The decision sparked criticism from transport safety groups that hoped to see the potentially life-saving innovations implemented as early as possible.

"These changes could prevent up to 900 deaths a year on European roads, so any delay will cost lives,” said Antonio Avenoso, executive director of the European Transport Safety Council.

Originally EU member states including France and Sweden lobbied for a five-year moratorium on the new designs, calling for the safety requirements to be laid down first.

Truck makers such as Sweden's Volvo and France's Renault argued the introduction of new features could affect competition due to the long lifecycles of trucks. Volvo, for instance, began rolling out new designs in 2012, so it could be at a disadvantage if competitors introduce more up-to-date models in the near future. Had the moratorium been approved, the company would have delayed the introduction of the new safer and more aerodynamic truck cabins until at least 2024.

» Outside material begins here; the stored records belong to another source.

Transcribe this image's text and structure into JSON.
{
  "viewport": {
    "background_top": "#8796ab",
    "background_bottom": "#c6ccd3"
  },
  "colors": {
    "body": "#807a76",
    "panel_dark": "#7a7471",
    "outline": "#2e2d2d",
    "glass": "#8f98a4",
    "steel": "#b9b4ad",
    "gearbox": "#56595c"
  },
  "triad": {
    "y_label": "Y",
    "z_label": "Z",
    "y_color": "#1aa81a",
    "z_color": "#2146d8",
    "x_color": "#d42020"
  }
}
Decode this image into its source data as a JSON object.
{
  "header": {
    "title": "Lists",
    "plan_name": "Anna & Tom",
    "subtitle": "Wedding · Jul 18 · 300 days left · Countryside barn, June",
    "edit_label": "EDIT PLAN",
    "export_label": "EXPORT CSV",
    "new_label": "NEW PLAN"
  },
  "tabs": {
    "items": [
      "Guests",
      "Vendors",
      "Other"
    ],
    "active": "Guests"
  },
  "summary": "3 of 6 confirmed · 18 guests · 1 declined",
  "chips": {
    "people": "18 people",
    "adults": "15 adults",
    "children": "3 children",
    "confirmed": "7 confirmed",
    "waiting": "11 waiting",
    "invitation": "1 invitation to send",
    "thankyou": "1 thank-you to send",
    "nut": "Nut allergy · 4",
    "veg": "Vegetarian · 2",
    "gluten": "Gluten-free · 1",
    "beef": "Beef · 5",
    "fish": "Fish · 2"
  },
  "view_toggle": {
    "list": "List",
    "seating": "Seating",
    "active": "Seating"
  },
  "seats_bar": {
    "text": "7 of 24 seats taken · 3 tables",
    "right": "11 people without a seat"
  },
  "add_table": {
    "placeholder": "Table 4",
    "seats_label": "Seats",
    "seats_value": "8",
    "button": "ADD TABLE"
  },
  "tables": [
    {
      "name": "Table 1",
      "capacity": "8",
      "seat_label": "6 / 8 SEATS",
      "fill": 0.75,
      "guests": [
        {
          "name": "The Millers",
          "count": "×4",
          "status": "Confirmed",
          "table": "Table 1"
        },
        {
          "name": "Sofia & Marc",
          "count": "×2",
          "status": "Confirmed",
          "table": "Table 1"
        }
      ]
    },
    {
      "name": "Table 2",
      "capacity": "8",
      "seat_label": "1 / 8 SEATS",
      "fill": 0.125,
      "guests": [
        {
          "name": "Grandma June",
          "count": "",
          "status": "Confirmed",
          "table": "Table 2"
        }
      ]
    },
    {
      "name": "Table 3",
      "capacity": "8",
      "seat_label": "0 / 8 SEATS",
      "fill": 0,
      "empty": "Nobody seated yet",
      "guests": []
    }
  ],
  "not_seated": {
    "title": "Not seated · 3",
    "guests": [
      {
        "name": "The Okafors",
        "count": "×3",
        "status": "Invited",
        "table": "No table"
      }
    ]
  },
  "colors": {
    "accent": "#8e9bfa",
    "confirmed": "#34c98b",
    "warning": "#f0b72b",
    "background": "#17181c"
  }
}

"The idea that these road safety innovations should be subject to a moratorium to enable all manufacturers to compete equally is without precedent,” Avenoso said.

"Just imagine how many more lives would have been lost if innovations like seatbelts and electronic stability control had been held back from the market for similar reasons."

The compromise reached on Wednesday settled on a three-year delay with the Commission agreeing to first develop new safety requirements for lorries.

Until today, the introduction of new design features was mainly restricted by limits on the weight and size of vehicles.

"This deal signals the end of dangerous and inefficient brick-shaped trucks,” said William Todts, of campaign group Transport & Environment.

“This is good news for hauliers and truck drivers and, above all, for pedestrians and cyclists who'll be much safer. But the absurd and unprecedented decision to impose a ban on new lorry designs until 2022 casts a dark shadow over the agreement," he said, adding that the truck manufacturers lobbying to keep better products out of the market for as long as possible has set a dangerous precedent.

The proposed design changes include larger windows and lowering the position of the driver so that he or she has a better overview of the situation around the truck. Elongated cabin designs are foreseen to replace the old-fashioned brick-shaped cabins, improving aerodynamic properties and reducing fuel consumption.

Campaign group Transport & Environment said that delays would be at the expense of the economy because fuel bills would be higher, as well as road safety and the environment.